Example: Joining First and Last Names

In the following example, we combine first names with last names to generate full names using a cross join. The left source provides first names, and the right source provides last names. The result includes every combination of first and last name.

public class MyLeftRow {
    public string FirstName { get; set; }
}

public class MyRightRow {
    public string LastName { get; set; }
}

public class MyOutputRow {
    public string FullName { get; set; }
}

var source1 = new MemorySource<MyLeftRow>();
source1.DataAsList.AddRange(new[] {
    new MyLeftRow { FirstName = "Elvis" },
    new MyLeftRow { FirstName = "James" },
    new MyLeftRow { FirstName = "Marilyn" }
});

var source2 = new MemorySource<MyRightRow>();
source2.DataAsList.AddRange(new[] {
    new MyRightRow { LastName = "Presley" },
    new MyRightRow { LastName = "Monroe" }
});

var join = new CrossJoin<MyLeftRow, MyRightRow, MyOutputRow>(
    (left, right) => new MyOutputRow {
        FullName = $"{left.FirstName} {right.LastName}"
    });

var dest = new MemoryDestination<MyOutputRow>();
source1.LinkTo(join.InMemoryTarget);
source2.LinkTo(join.PassingTarget);
join.LinkTo(dest);
Network.Execute(source1, source2);

foreach (var row in dest.Data)
    Console.WriteLine(row.FullName);

// Output:
// Elvis Presley
// James Presley
// Marilyn Presley
// Elvis Monroe
// James Monroe
// Marilyn Monroe

Assign the input with fewer rows to the InMemoryTarget to minimize memory usage.

Dynamic Object Support

The CrossJoin transformation supports dynamic types (ExpandoObject) through its non-generic CrossJoin class.
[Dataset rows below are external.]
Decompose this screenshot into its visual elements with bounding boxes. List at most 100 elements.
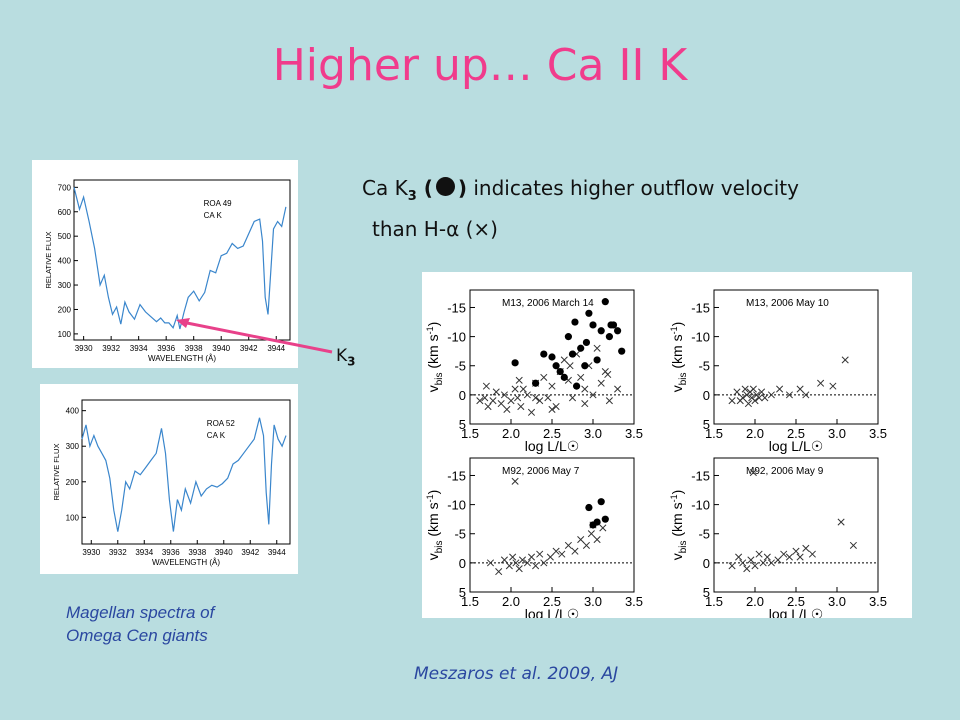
filled-dot-icon <box>435 177 455 196</box>
m92-may7-cross-point-18 <box>577 536 585 544</box>
m92-may9-cross-point-14 <box>796 553 804 561</box>
m13-march14-cross-point-27 <box>581 385 589 393</box>
roa49-ytick-label-5: 600 <box>58 208 72 217</box>
roa49-xtick-label-7: 3944 <box>267 344 285 353</box>
m13-march14-cross-point-34 <box>614 385 622 393</box>
roa49-xtick-label-0: 3930 <box>75 344 93 353</box>
m13-march14-xtick-label-3: 3.0 <box>584 426 602 441</box>
m13-may10-cross-point-9 <box>749 385 757 393</box>
m92-may9-cross-point-0 <box>728 562 736 570</box>
m13-may10-cross-point-0 <box>728 397 736 405</box>
m13-march14-cross-point-20 <box>552 402 560 411</box>
m13-march14-filled-point-4 <box>556 367 564 376</box>
m13-march14-ylabel-close: ) <box>425 322 441 327</box>
k3-label-subscript: 3 <box>347 354 356 369</box>
roa49-line-label: CA K <box>204 211 223 220</box>
m92-may9-cross-point-19 <box>749 469 757 477</box>
roa49-xtick-label-4: 3938 <box>185 344 203 353</box>
m92-may9-ytick-label-0: -15 <box>691 468 710 483</box>
m92-may7-cross-point-14 <box>552 547 560 555</box>
m92-may7-cross-point-3 <box>505 562 513 570</box>
m13-march14-filled-point-11 <box>585 309 593 317</box>
m13-may10-cross-point-13 <box>758 388 766 396</box>
m13-march14-cross-point-24 <box>568 394 577 402</box>
m92-may7-cross-point-1 <box>495 568 503 576</box>
m92-may7-title: M92, 2006 May 7 <box>502 466 580 477</box>
spectrum-chart-roa49: 3930 3932 3934 3936 3938 3940 3942 3944 100 200 30… <box>44 179 291 363</box>
m92-may7-ytick-label-4: 5 <box>459 585 466 600</box>
m13-march14-cross-point-22 <box>560 356 568 364</box>
description-line-1: Ca K3 () indicates higher outflow veloci… <box>362 172 799 213</box>
m13-may10-ylabel-close: ) <box>669 322 685 327</box>
m92-may9-cross-point-17 <box>837 518 845 526</box>
m92-may7-cross-point-0 <box>486 559 495 567</box>
m13-march14-cross-point-14 <box>527 408 536 416</box>
m13-may10-xtick-label-4: 3.5 <box>869 426 887 441</box>
m13-march14-filled-point-5 <box>560 373 568 381</box>
m92-may7-ylabel: vbis (km s-1) <box>425 490 445 561</box>
m13-march14-filled-point-23 <box>607 321 615 329</box>
roa52-star-label: ROA 52 <box>207 419 236 428</box>
m13-may10-cross-point-22 <box>841 356 849 364</box>
roa52-xtick-label-3: 3936 <box>162 548 180 557</box>
m13-may10-ylabel-main: v <box>669 385 685 392</box>
roa49-ytick-label-0: 100 <box>58 330 72 339</box>
m92-may9-cross-point-12 <box>785 553 793 561</box>
m13-march14-ylabel-unit: (km s <box>425 334 441 372</box>
m92-may7-xtick-label-1: 2.0 <box>502 594 520 609</box>
m92-may9-ytick-label-2: -5 <box>698 527 710 542</box>
m13-march14-filled-point-7 <box>568 350 577 358</box>
m13-march14-cross-point-2 <box>484 402 492 411</box>
m13-march14-cross-point-12 <box>519 385 527 393</box>
m92-may7-xtick-label-0: 1.5 <box>461 594 479 609</box>
m13-march14-filled-point-6 <box>564 333 572 341</box>
m13-march14-filled-point-1 <box>532 379 540 387</box>
m92-may7-cross-point-16 <box>564 541 572 549</box>
m13-may10-ytick-label-1: -10 <box>691 330 710 345</box>
k3-arrow-line <box>181 320 333 354</box>
m13-march14-filled-point-15 <box>601 298 609 306</box>
m92-may9-cross-point-10 <box>774 556 782 564</box>
m13-march14-cross-point-38 <box>548 405 556 413</box>
roa52-xtick-label-2: 3934 <box>135 548 153 557</box>
m13-march14-filled-point-21 <box>571 318 579 326</box>
m13-march14-cross-point-31 <box>597 379 605 387</box>
m13-march14-ytick-label-4: 5 <box>459 417 466 432</box>
m92-may7-ytick-label-1: -10 <box>447 498 466 513</box>
m13-march14-xtick-label-2: 2.5 <box>543 426 561 441</box>
description-paren-close: ) <box>457 176 467 200</box>
m13-march14-cross-point-29 <box>589 391 597 399</box>
m92-may9-ytick-label-4: 5 <box>703 585 710 600</box>
roa52-ytick-label-0: 100 <box>66 513 80 522</box>
m92-may7-xtick-label-3: 3.0 <box>584 594 602 609</box>
m13-march14-filled-point-19 <box>618 347 626 355</box>
roa49-ylabel: RELATIVE FLUX <box>44 232 53 289</box>
roa52-group: 3930 3932 3934 3936 3938 3940 3942 3944 100 200 30… <box>52 399 291 567</box>
roa52-xtick-label-4: 3938 <box>188 548 206 557</box>
m13-march14-filled-point-20 <box>548 353 556 361</box>
m13-march14-cross-point-18 <box>544 394 552 402</box>
roa49-spectrum-line <box>73 187 287 330</box>
m13-may10-cross-point-12 <box>755 394 763 402</box>
m92-may7-ytick-label-2: -5 <box>454 527 466 542</box>
m92-may7-xtick-label-4: 3.5 <box>625 594 643 609</box>
m13-march14-filled-point-18 <box>614 327 622 335</box>
m13-march14-ytick-label-2: -5 <box>454 359 466 374</box>
m92-may7-cross-point-2 <box>500 556 508 564</box>
m92-may9-cross-point-18 <box>849 541 857 549</box>
m13-may10-cross-point-3 <box>739 394 747 402</box>
m92-may7-cross-point-11 <box>536 550 544 558</box>
m92-may7-cross-point-10 <box>532 562 540 570</box>
roa52-ytick-label-1: 200 <box>66 478 80 487</box>
m92-may7-ytick-label-3: 0 <box>459 556 466 571</box>
roa49-xlabel: WAVELENGTH (Å) <box>148 354 216 363</box>
m13-may10-cross-point-20 <box>817 379 825 387</box>
m13-may10-cross-point-6 <box>744 400 752 408</box>
m92-may7-cross-point-21 <box>593 536 601 544</box>
roa52-spectrum-line <box>81 417 287 532</box>
description-ca-k: Ca K <box>362 176 408 200</box>
m13-march14-filled-point-8 <box>573 382 581 390</box>
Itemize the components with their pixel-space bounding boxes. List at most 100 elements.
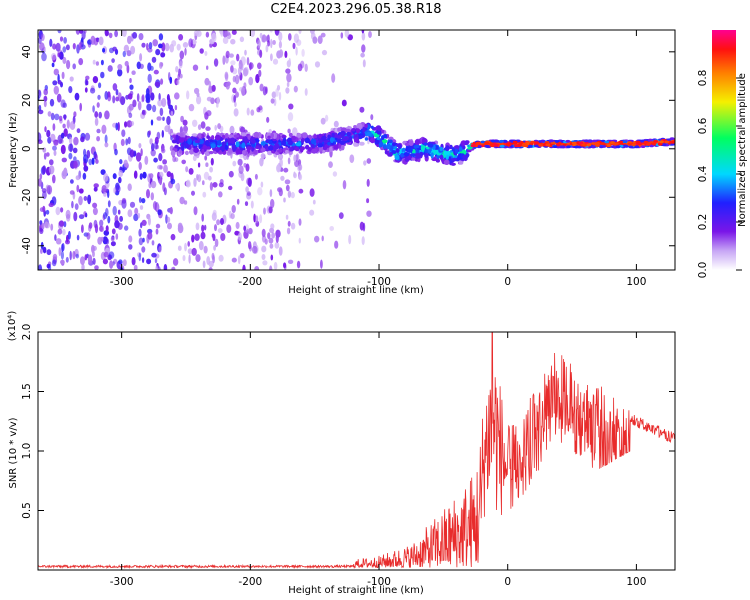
spectrogram-cell — [60, 132, 65, 139]
spectrogram-cell — [191, 133, 198, 137]
spectrogram-cell — [229, 53, 234, 58]
spectrogram-cell — [127, 183, 132, 191]
spectrogram-cell — [566, 145, 571, 149]
spectrogram-cell — [231, 144, 236, 150]
spectrogram-cell — [201, 224, 205, 233]
spectrogram-cell — [158, 93, 161, 101]
spectrogram-cell — [72, 250, 76, 260]
spectrogram-cell — [171, 266, 176, 270]
spectrogram-cell — [268, 237, 274, 244]
spectrogram-cell — [217, 228, 223, 234]
spectrogram-cell — [304, 137, 310, 144]
spectrogram-cell — [96, 136, 100, 142]
spectrogram-cell — [132, 32, 138, 39]
spectrogram-cell — [287, 141, 293, 146]
spectrogram-cell — [38, 109, 44, 115]
spectrogram-cell — [240, 126, 246, 133]
spectrogram-cell — [40, 33, 45, 42]
spectrogram-cell — [95, 159, 99, 164]
spectrogram-cell — [651, 142, 657, 146]
spectrogram-cell — [53, 150, 57, 157]
spectrogram-cells — [38, 30, 675, 270]
spectrogram-cell — [310, 138, 317, 145]
spectrogram-cell — [246, 228, 249, 234]
spectrogram-cell — [151, 240, 155, 246]
spectrogram-cell — [118, 170, 124, 177]
spectrogram-cell — [87, 254, 93, 264]
spectrogram-cell — [202, 145, 208, 150]
spectrogram-cell — [293, 85, 298, 93]
spectrogram-cell — [61, 157, 67, 163]
spectrogram-cell — [131, 70, 136, 75]
spectrogram-cell — [312, 36, 318, 44]
spectrogram-cell — [68, 136, 73, 144]
spectrogram-cell — [158, 33, 164, 41]
spectrogram-cell — [57, 80, 62, 85]
spectrogram-cell — [141, 257, 145, 263]
spectrogram-cell — [182, 119, 188, 126]
spectrogram-cell — [233, 108, 239, 117]
spectrogram-cell — [38, 178, 42, 187]
spectrogram-cell — [494, 144, 499, 147]
spectrogram-cell — [59, 36, 64, 42]
spectrogram-cell — [60, 144, 66, 155]
spectrogram-cell — [79, 102, 82, 112]
spectrogram-cell — [52, 43, 57, 50]
spectrogram-cell — [134, 207, 139, 215]
spectrogram-cell — [274, 143, 280, 150]
spectrogram-cell — [198, 133, 202, 139]
spectrogram-cell — [68, 152, 73, 160]
spectrogram-cell — [162, 159, 168, 165]
spectrogram-cell — [42, 246, 47, 254]
spectrogram-cell — [103, 173, 109, 182]
spectrogram-cell — [302, 132, 308, 139]
spectrogram-cell — [657, 142, 663, 146]
spectrogram-cell — [112, 173, 117, 180]
spectrogram-cell — [293, 171, 296, 178]
spectrogram-cell — [50, 53, 57, 61]
spectrogram-cell — [72, 63, 76, 70]
spectrogram-cell — [269, 243, 274, 249]
spectrogram-cell — [281, 134, 287, 139]
spectrogram-cell — [141, 198, 146, 204]
spectrogram-cell — [192, 119, 198, 128]
spectrogram-cell — [81, 30, 86, 40]
spectrogram-cell — [162, 116, 165, 122]
spectrogram-cell — [234, 230, 240, 236]
spectrogram-cell — [314, 235, 320, 243]
y-tick-label: 20 — [21, 94, 33, 107]
spectrogram-cell — [147, 231, 153, 240]
spectrogram-cell — [205, 126, 211, 131]
spectrogram-cell — [467, 146, 473, 150]
spectrogram-cell — [637, 142, 643, 146]
spectrogram-cell — [49, 98, 55, 107]
spectrogram-cell — [411, 157, 416, 161]
spectrogram-cell — [204, 224, 207, 231]
spectrogram-cell — [57, 30, 62, 34]
spectrogram-cell — [361, 30, 365, 34]
spectrogram-cell — [40, 248, 43, 254]
spectrogram-cell — [102, 258, 108, 265]
spectrogram-cell — [622, 140, 628, 144]
spectrogram-cell — [334, 240, 339, 249]
spectrogram-cell — [328, 161, 333, 169]
spectrogram-cell — [57, 52, 61, 58]
spectrogram-cell — [366, 210, 372, 217]
x-tick-label: -200 — [238, 576, 262, 588]
spectrogram-cell — [73, 211, 78, 222]
spectrogram-cell — [61, 243, 65, 252]
spectrogram-cell — [560, 145, 566, 149]
spectrogram-cell — [169, 206, 173, 215]
spectrogram-cell — [141, 94, 145, 102]
spectrogram-cell — [175, 134, 179, 141]
spectrogram-cell — [86, 149, 91, 159]
spectrogram-cell — [353, 142, 357, 147]
spectrogram-cell — [329, 146, 333, 153]
spectrogram-cell — [534, 141, 540, 145]
spectrogram-cell — [52, 253, 58, 261]
spectrogram-cell — [364, 137, 369, 141]
spectrogram-cell — [103, 251, 109, 258]
spectrogram-cell — [150, 192, 154, 201]
spectrogram-cell — [298, 218, 302, 226]
spectrogram-cell — [212, 182, 218, 188]
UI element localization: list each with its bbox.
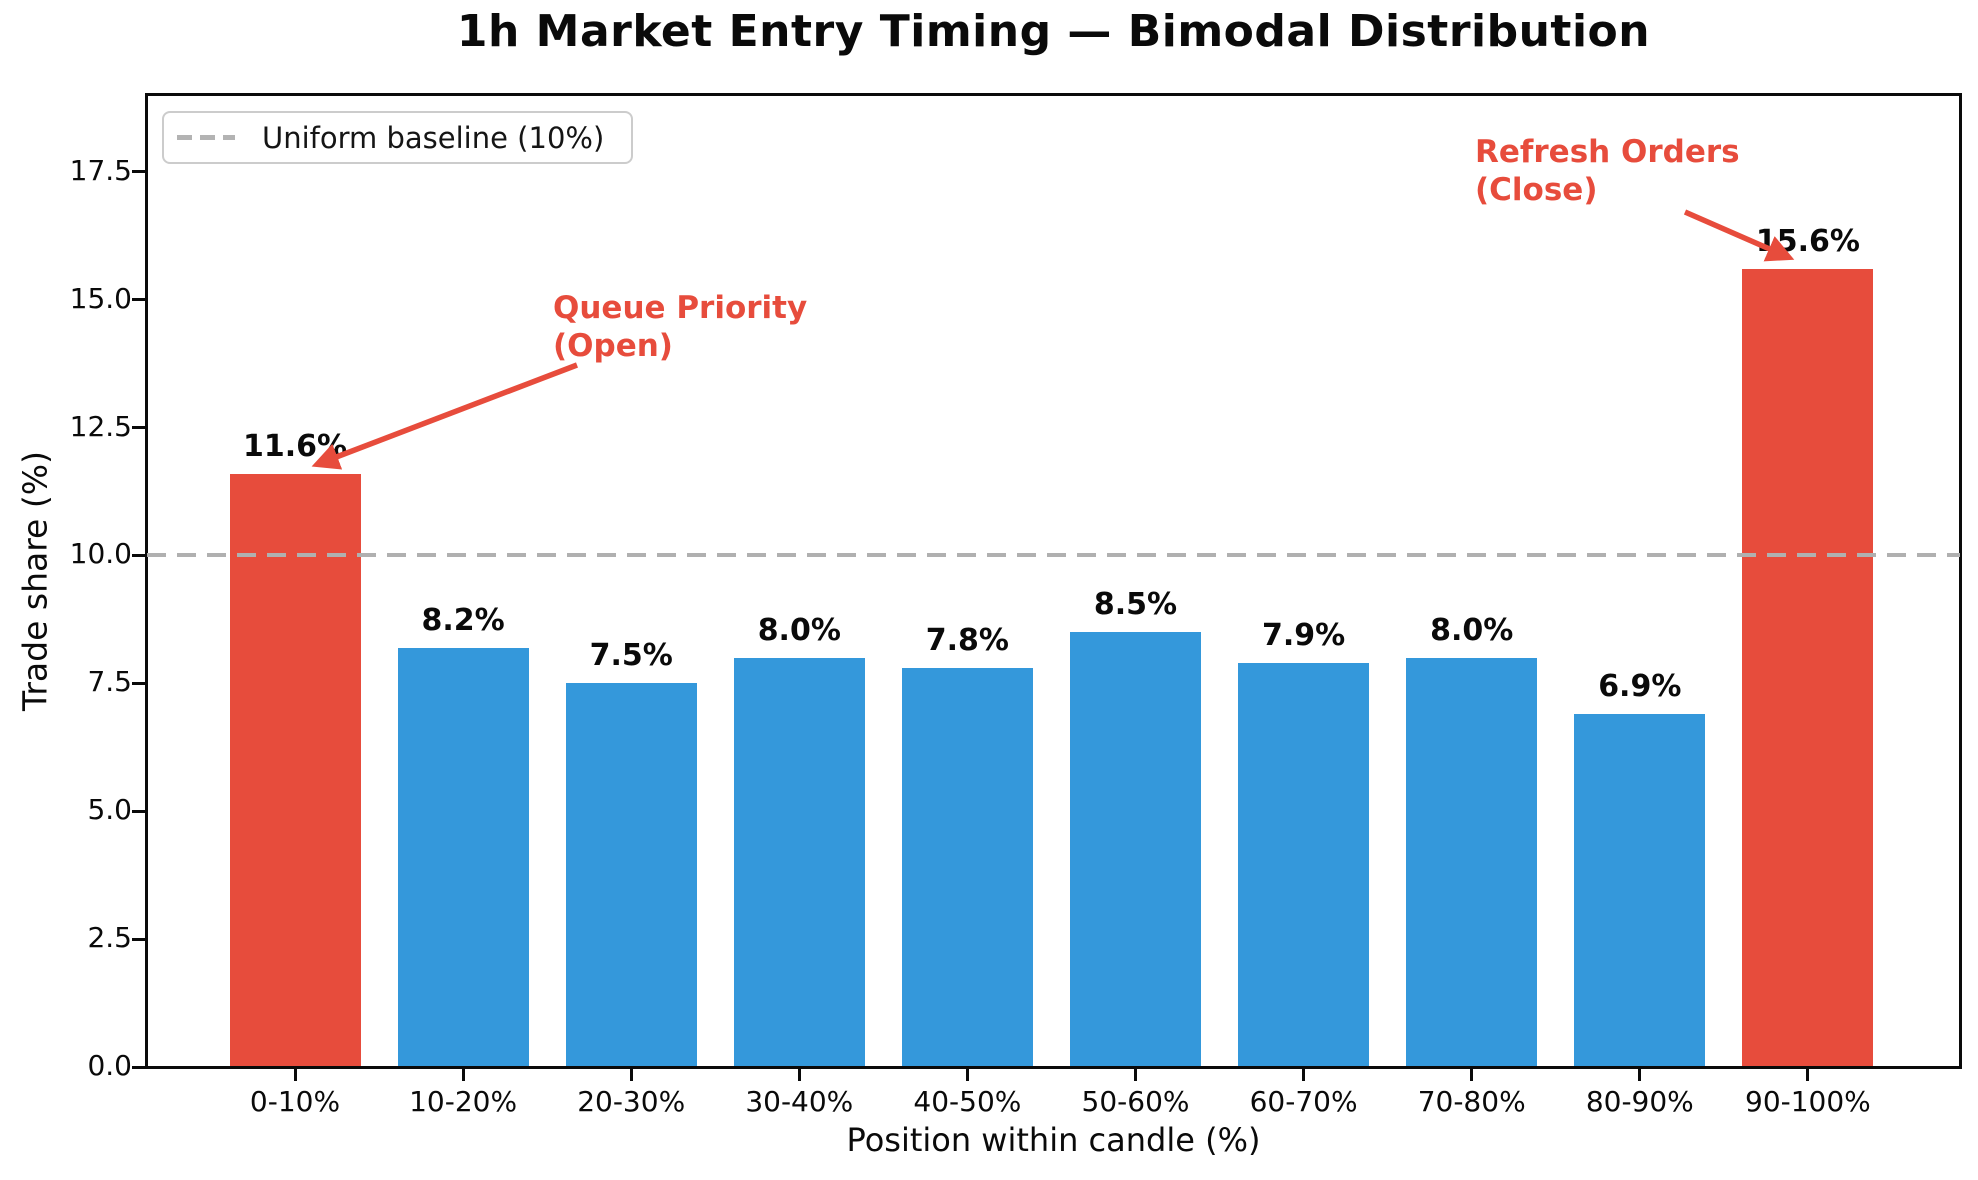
y-tick-label: 15.0 (69, 281, 132, 315)
bar-value-10-20%: 8.2% (421, 602, 505, 638)
x-tick-label: 30-40% (745, 1085, 854, 1118)
y-tick-mark (132, 1065, 145, 1069)
bar-40-50% (901, 667, 1033, 1067)
x-tick-mark (1806, 1069, 1810, 1081)
x-tick-label: 40-50% (913, 1085, 1022, 1118)
x-tick-label: 20-30% (577, 1085, 686, 1118)
y-tick-label: 7.5 (87, 665, 132, 699)
bar-90-100% (1742, 268, 1874, 1067)
annotation-refresh-orders-line1: Refresh Orders (1475, 134, 1740, 170)
bar-value-90-100%: 15.6% (1755, 223, 1860, 259)
x-tick-label: 10-20% (409, 1085, 518, 1118)
bar-50-60% (1070, 632, 1201, 1067)
x-tick-label: 80-90% (1585, 1085, 1694, 1118)
annotation-queue-priority: Queue Priority (Open) (553, 289, 807, 365)
legend-box: Uniform baseline (10%) (162, 111, 633, 164)
x-tick-label: 60-70% (1249, 1085, 1358, 1118)
bar-value-40-50%: 7.8% (925, 622, 1009, 658)
y-tick-mark (132, 937, 145, 941)
y-tick-label: 5.0 (87, 793, 132, 827)
annotation-queue-priority-line1: Queue Priority (553, 290, 808, 326)
y-tick-label: 12.5 (69, 409, 132, 443)
x-tick-mark (1302, 1069, 1306, 1081)
y-tick-label: 10.0 (69, 537, 132, 571)
x-tick-label: 0-10% (249, 1085, 341, 1118)
y-tick-label: 17.5 (69, 153, 132, 187)
annotation-refresh-orders-line2: (Close) (1475, 172, 1598, 208)
bar-30-40% (733, 657, 865, 1067)
bar-value-70-80%: 8.0% (1430, 612, 1514, 648)
y-tick-label: 0.0 (87, 1049, 132, 1082)
bar-10-20% (397, 647, 529, 1067)
x-axis-label: Position within candle (%) (846, 1121, 1261, 1159)
annotation-queue-priority-line2: (Open) (553, 328, 673, 364)
y-tick-mark (132, 809, 145, 813)
chart-title: 1h Market Entry Timing — Bimodal Distrib… (456, 6, 1651, 57)
bar-0-10% (229, 473, 361, 1067)
bar-value-50-60%: 8.5% (1093, 587, 1178, 623)
bar-60-70% (1238, 662, 1370, 1067)
x-tick-label: 50-60% (1081, 1085, 1190, 1118)
x-tick-mark (797, 1069, 801, 1081)
y-tick-mark (132, 553, 145, 557)
uniform-baseline-line (147, 553, 1960, 558)
y-tick-mark (132, 298, 145, 302)
y-tick-label: 2.5 (87, 921, 132, 955)
bar-value-0-10%: 11.6% (242, 428, 348, 464)
x-tick-mark (1470, 1069, 1474, 1081)
x-tick-mark (1134, 1069, 1137, 1081)
bar-80-90% (1574, 714, 1706, 1067)
bar-value-80-90%: 6.9% (1598, 669, 1682, 704)
x-tick-mark (461, 1069, 465, 1081)
x-tick-label: 90-100% (1745, 1085, 1871, 1118)
bar-70-80% (1406, 657, 1538, 1067)
bar-value-60-70%: 7.9% (1261, 617, 1346, 653)
bar-value-30-40%: 8.0% (757, 612, 841, 648)
y-tick-mark (132, 426, 145, 430)
y-tick-mark (132, 681, 145, 685)
x-tick-mark (293, 1069, 297, 1081)
x-tick-mark (629, 1069, 633, 1081)
x-tick-mark (965, 1069, 969, 1081)
bar-20-30% (565, 683, 697, 1067)
y-tick-mark (132, 170, 145, 174)
annotation-refresh-orders: Refresh Orders (Close) (1475, 133, 1740, 209)
legend-label: Uniform baseline (10%) (262, 120, 605, 155)
x-tick-label: 70-80% (1417, 1085, 1526, 1118)
x-tick-mark (1638, 1069, 1642, 1081)
baseline-legend-swatch (177, 135, 235, 140)
bar-value-20-30%: 7.5% (589, 638, 673, 674)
This is useful when working with flexible schemas or integrating data from untyped sources (e.g., JSON, CSV).

Example:

MemorySource source1 = new MemorySource();
MemorySource source2 = new MemorySource();

dynamic row1 = new ExpandoObject(); row1.FirstName = "Ada";
dynamic row2 = new ExpandoObject(); row2.LastName = "Lovelace";
source1.DataAsList.Add(row1);
source2.DataAsList.Add(row2);

var join = new CrossJoin(
    (left, right) => {
        dynamic result = new ExpandoObject();
        result.FullName = $"{(left as dynamic).FirstName} {(right as dynamic).LastName}";
        return result;
    });


MemoryDestination dest = new MemoryDestination();
source1.LinkTo(join.InMemoryTarget);
source2.LinkTo(join.PassingTarget);
join.LinkTo(dest);
Network.Execute(source1, source2);

foreach (dynamic row in dest.Data)
    Console.WriteLine(row.FullName);

// Output:
// Ada Lovelace

This flexibility makes CrossJoin suitable for both strongly typed and dynamic data processing scenarios.